Increased levels of DHEA and DHEA-S can cause symptoms or signs of hyperandrogenism in women. Men are usually asymptomatic, but through the peripheral conversion of androgens to estrogens, occasionally increased amounts of estrogen can occur. Most mild to moderate increases in DHEA and DHEA-S levels are idiopathic. However, large increases in DHEA and DHEA-S may be indicative of adrenal glands producing androgens. In young children, congenital adrenal hyperplasia due to beta-hydroxysteroid dehydrogenase deficiency is associated with the overproduction of DHEA and DHEA-S. Smaller increases can be observed in 21-hydroxylase deficiency (the most common form of congenital adrenal hyperplasia) and in the lack of beta-hydroxylase.

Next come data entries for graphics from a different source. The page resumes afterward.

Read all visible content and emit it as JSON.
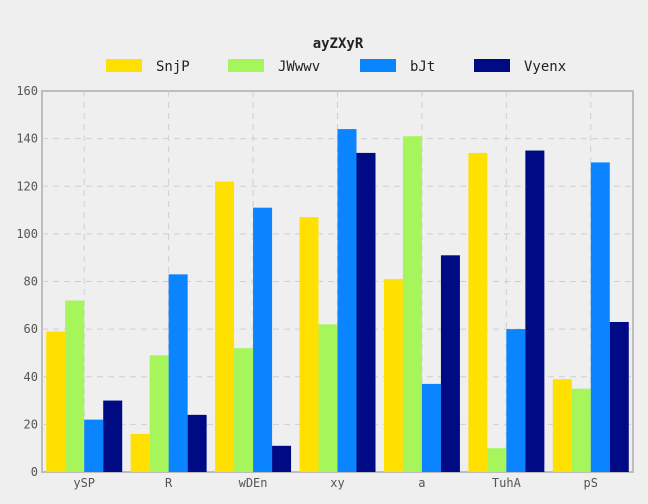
{
  "chart_data": {
    "type": "bar",
    "title": "ayZXyR",
    "xlabel": "",
    "ylabel": "",
    "categories": [
      "ySP",
      "R",
      "wDEn",
      "xy",
      "a",
      "TuhA",
      "pS"
    ],
    "series": [
      {
        "name": "SnjP",
        "color": "#ffe000",
        "values": [
          59,
          16,
          122,
          107,
          81,
          134,
          39
        ]
      },
      {
        "name": "JWwwv",
        "color": "#a6f55a",
        "values": [
          72,
          49,
          52,
          62,
          141,
          10,
          35
        ]
      },
      {
        "name": "bJt",
        "color": "#0a84ff",
        "values": [
          22,
          83,
          111,
          144,
          37,
          60,
          130
        ]
      },
      {
        "name": "Vyenx",
        "color": "#000a85",
        "values": [
          30,
          24,
          11,
          134,
          91,
          135,
          63
        ]
      }
    ],
    "ylim": [
      0,
      160
    ],
    "yticks": [
      0,
      20,
      40,
      60,
      80,
      100,
      120,
      140,
      160
    ],
    "grid": true,
    "legend": "top-center"
  }
}
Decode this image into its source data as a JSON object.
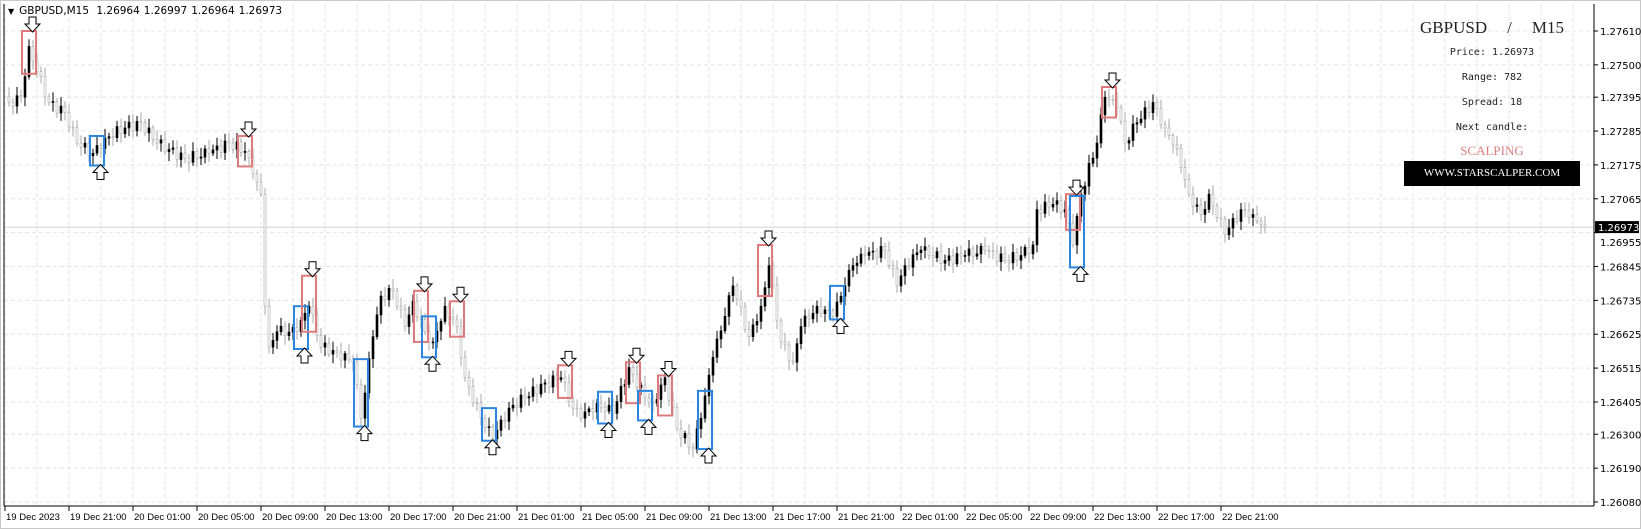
{
  "header": {
    "symbol_timeframe": "GBPUSD,M15",
    "ohlc": [
      "1.26964",
      "1.26997",
      "1.26964",
      "1.26973"
    ]
  },
  "info_panel": {
    "symbol": "GBPUSD",
    "separator": "/",
    "timeframe": "M15",
    "price": "Price: 1.26973",
    "range": "Range: 782",
    "spread": "Spread: 18",
    "next_candle": "Next candle:",
    "signal_text": "SCALPING",
    "website": "WWW.STARSCALPER.COM"
  },
  "colors": {
    "bull": "#000000",
    "bear": "#a8a8a8",
    "sell_box": "#e07a7a",
    "buy_box": "#2a86e0",
    "grid": "#e4e4e4",
    "scalping_text": "#d98080"
  },
  "chart_data": {
    "type": "candlestick",
    "symbol": "GBPUSD",
    "timeframe": "M15",
    "current_price": 1.26973,
    "y_ticks": [
      "1.27610",
      "1.27500",
      "1.27395",
      "1.27285",
      "1.27175",
      "1.27065",
      "1.26955",
      "1.26845",
      "1.26735",
      "1.26625",
      "1.26515",
      "1.26405",
      "1.26300",
      "1.26190",
      "1.26080"
    ],
    "ylim": [
      1.2607,
      1.2769
    ],
    "x_ticks": [
      "19 Dec 2023",
      "19 Dec 21:00",
      "20 Dec 01:00",
      "20 Dec 05:00",
      "20 Dec 09:00",
      "20 Dec 13:00",
      "20 Dec 17:00",
      "20 Dec 21:00",
      "21 Dec 01:00",
      "21 Dec 05:00",
      "21 Dec 09:00",
      "21 Dec 13:00",
      "21 Dec 17:00",
      "21 Dec 21:00",
      "22 Dec 01:00",
      "22 Dec 05:00",
      "22 Dec 09:00",
      "22 Dec 13:00",
      "22 Dec 17:00",
      "22 Dec 21:00"
    ],
    "grid": true,
    "close_path": [
      [
        "19 Dec 17:15",
        1.27378
      ],
      [
        "19 Dec 18:00",
        1.27395
      ],
      [
        "19 Dec 18:30",
        1.2756
      ],
      [
        "19 Dec 19:00",
        1.27478
      ],
      [
        "19 Dec 19:45",
        1.27378
      ],
      [
        "19 Dec 20:45",
        1.27345
      ],
      [
        "19 Dec 21:30",
        1.27246
      ],
      [
        "19 Dec 22:30",
        1.27213
      ],
      [
        "19 Dec 23:15",
        1.27262
      ],
      [
        "20 Dec 00:30",
        1.27295
      ],
      [
        "20 Dec 01:30",
        1.27312
      ],
      [
        "20 Dec 02:30",
        1.27246
      ],
      [
        "20 Dec 04:15",
        1.27196
      ],
      [
        "20 Dec 05:45",
        1.27213
      ],
      [
        "20 Dec 07:00",
        1.27246
      ],
      [
        "20 Dec 08:00",
        1.27219
      ],
      [
        "20 Dec 08:30",
        1.27146
      ],
      [
        "20 Dec 09:00",
        1.2708
      ],
      [
        "20 Dec 09:15",
        1.26716
      ],
      [
        "20 Dec 09:30",
        1.26583
      ],
      [
        "20 Dec 10:00",
        1.26633
      ],
      [
        "20 Dec 11:15",
        1.26633
      ],
      [
        "20 Dec 12:00",
        1.26716
      ],
      [
        "20 Dec 12:45",
        1.26583
      ],
      [
        "20 Dec 13:45",
        1.26567
      ],
      [
        "20 Dec 14:45",
        1.26534
      ],
      [
        "20 Dec 15:15",
        1.26352
      ],
      [
        "20 Dec 16:00",
        1.26617
      ],
      [
        "20 Dec 16:30",
        1.26749
      ],
      [
        "20 Dec 17:15",
        1.26766
      ],
      [
        "20 Dec 18:00",
        1.2665
      ],
      [
        "20 Dec 18:30",
        1.26732
      ],
      [
        "20 Dec 19:15",
        1.26633
      ],
      [
        "20 Dec 19:45",
        1.266
      ],
      [
        "20 Dec 20:30",
        1.26716
      ],
      [
        "20 Dec 21:15",
        1.2665
      ],
      [
        "20 Dec 21:45",
        1.26484
      ],
      [
        "20 Dec 22:45",
        1.26352
      ],
      [
        "20 Dec 23:30",
        1.26285
      ],
      [
        "21 Dec 00:30",
        1.26385
      ],
      [
        "21 Dec 01:30",
        1.26418
      ],
      [
        "21 Dec 02:45",
        1.26467
      ],
      [
        "21 Dec 03:45",
        1.26484
      ],
      [
        "21 Dec 04:30",
        1.26385
      ],
      [
        "21 Dec 05:00",
        1.26352
      ],
      [
        "21 Dec 06:00",
        1.26401
      ],
      [
        "21 Dec 07:00",
        1.26368
      ],
      [
        "21 Dec 08:00",
        1.26517
      ],
      [
        "21 Dec 09:00",
        1.26418
      ],
      [
        "21 Dec 09:30",
        1.26401
      ],
      [
        "21 Dec 10:15",
        1.26484
      ],
      [
        "21 Dec 11:00",
        1.26318
      ],
      [
        "21 Dec 12:00",
        1.26252
      ],
      [
        "21 Dec 12:30",
        1.26352
      ],
      [
        "21 Dec 13:15",
        1.2655
      ],
      [
        "21 Dec 14:00",
        1.26683
      ],
      [
        "21 Dec 14:30",
        1.26782
      ],
      [
        "21 Dec 15:30",
        1.26617
      ],
      [
        "21 Dec 16:15",
        1.26716
      ],
      [
        "21 Dec 16:45",
        1.26848
      ],
      [
        "21 Dec 17:30",
        1.266
      ],
      [
        "21 Dec 18:15",
        1.26534
      ],
      [
        "21 Dec 18:45",
        1.2665
      ],
      [
        "21 Dec 19:45",
        1.26716
      ],
      [
        "21 Dec 20:45",
        1.26683
      ],
      [
        "21 Dec 21:30",
        1.26782
      ],
      [
        "21 Dec 22:00",
        1.26848
      ],
      [
        "21 Dec 22:45",
        1.26881
      ],
      [
        "22 Dec 00:00",
        1.26898
      ],
      [
        "22 Dec 00:45",
        1.26782
      ],
      [
        "22 Dec 01:15",
        1.26848
      ],
      [
        "22 Dec 02:15",
        1.26898
      ],
      [
        "22 Dec 03:45",
        1.26865
      ],
      [
        "22 Dec 05:00",
        1.26881
      ],
      [
        "22 Dec 06:15",
        1.26898
      ],
      [
        "22 Dec 07:30",
        1.26865
      ],
      [
        "22 Dec 08:30",
        1.26881
      ],
      [
        "22 Dec 09:15",
        1.26915
      ],
      [
        "22 Dec 09:30",
        1.2703
      ],
      [
        "22 Dec 10:30",
        1.27047
      ],
      [
        "22 Dec 11:15",
        1.2703
      ],
      [
        "22 Dec 11:45",
        1.26915
      ],
      [
        "22 Dec 12:15",
        1.2708
      ],
      [
        "22 Dec 13:15",
        1.27246
      ],
      [
        "22 Dec 13:45",
        1.27395
      ],
      [
        "22 Dec 14:30",
        1.27362
      ],
      [
        "22 Dec 15:00",
        1.27246
      ],
      [
        "22 Dec 15:45",
        1.27312
      ],
      [
        "22 Dec 16:45",
        1.27378
      ],
      [
        "22 Dec 17:30",
        1.27295
      ],
      [
        "22 Dec 18:15",
        1.27229
      ],
      [
        "22 Dec 19:00",
        1.2708
      ],
      [
        "22 Dec 19:45",
        1.27014
      ],
      [
        "22 Dec 20:15",
        1.2708
      ],
      [
        "22 Dec 21:15",
        1.26948
      ],
      [
        "22 Dec 22:15",
        1.2703
      ],
      [
        "22 Dec 23:00",
        1.27014
      ],
      [
        "22 Dec 23:45",
        1.26973
      ]
    ],
    "signals": [
      {
        "type": "sell",
        "time": "19 Dec 18:30",
        "high": 1.2761,
        "low": 1.27471
      },
      {
        "type": "buy",
        "time": "19 Dec 22:45",
        "high": 1.27269,
        "low": 1.27173
      },
      {
        "type": "sell",
        "time": "20 Dec 08:00",
        "high": 1.27269,
        "low": 1.2717
      },
      {
        "type": "buy",
        "time": "20 Dec 11:30",
        "high": 1.26716,
        "low": 1.26577
      },
      {
        "type": "sell",
        "time": "20 Dec 12:00",
        "high": 1.26815,
        "low": 1.26633
      },
      {
        "type": "buy",
        "time": "20 Dec 15:15",
        "high": 1.26544,
        "low": 1.26325
      },
      {
        "type": "sell",
        "time": "20 Dec 19:00",
        "high": 1.26766,
        "low": 1.266
      },
      {
        "type": "buy",
        "time": "20 Dec 19:30",
        "high": 1.26683,
        "low": 1.2655
      },
      {
        "type": "sell",
        "time": "20 Dec 21:15",
        "high": 1.26732,
        "low": 1.26617
      },
      {
        "type": "buy",
        "time": "20 Dec 23:15",
        "high": 1.26385,
        "low": 1.26279
      },
      {
        "type": "sell",
        "time": "21 Dec 04:00",
        "high": 1.26524,
        "low": 1.26418
      },
      {
        "type": "buy",
        "time": "21 Dec 06:30",
        "high": 1.26438,
        "low": 1.26335
      },
      {
        "type": "sell",
        "time": "21 Dec 08:15",
        "high": 1.26534,
        "low": 1.26401
      },
      {
        "type": "buy",
        "time": "21 Dec 09:00",
        "high": 1.26441,
        "low": 1.26345
      },
      {
        "type": "sell",
        "time": "21 Dec 10:15",
        "high": 1.26491,
        "low": 1.26361
      },
      {
        "type": "buy",
        "time": "21 Dec 12:45",
        "high": 1.26441,
        "low": 1.26252
      },
      {
        "type": "sell",
        "time": "21 Dec 16:30",
        "high": 1.26915,
        "low": 1.26749
      },
      {
        "type": "buy",
        "time": "21 Dec 21:00",
        "high": 1.26782,
        "low": 1.26673
      },
      {
        "type": "sell",
        "time": "22 Dec 11:45",
        "high": 1.2708,
        "low": 1.26964
      },
      {
        "type": "buy",
        "time": "22 Dec 12:00",
        "high": 1.27074,
        "low": 1.26842
      },
      {
        "type": "sell",
        "time": "22 Dec 14:00",
        "high": 1.27428,
        "low": 1.27329
      }
    ]
  }
}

In contrast, deficiency of STAR regulatory protein or 17 alpha-hydroxylase is characterized by low levels of DHEA and DHEA-S.
Many drugs and hormones can lead to lower levels of DHEA-S, such as insulin, contraceptives, corticosteroids, CNS drugs such as e.g. carbamazepine, clomipramine, imipramine, phenytoin, antilipidemic drugs (statins), dopaminergic drugs (eg levodopa/dopamine, bromocriptine), fish oil and vitamin E.
Medications that can increase DHEA-S levels include metformin, troglitazone, prolactin, danazol, calcium channel blockers (eg, diltiazem, amlodipine), and nicotine.
Laboratory test results are the most important parameter for the diagnosis and monitoring of all pathological conditions. 70%-80% of diagnostic decisions are based on laboratory tests. The correct interpretation of laboratory results allows a doctor to distinguish "healthy" from "diseased".
Laboratory test results should not be interpreted from the numerical result of a single analysis. Test results should be interpreted in relation to each individual case and family history, clinical findings, and the results of other laboratory tests and information. Your personal physician should explain the importance of your test results.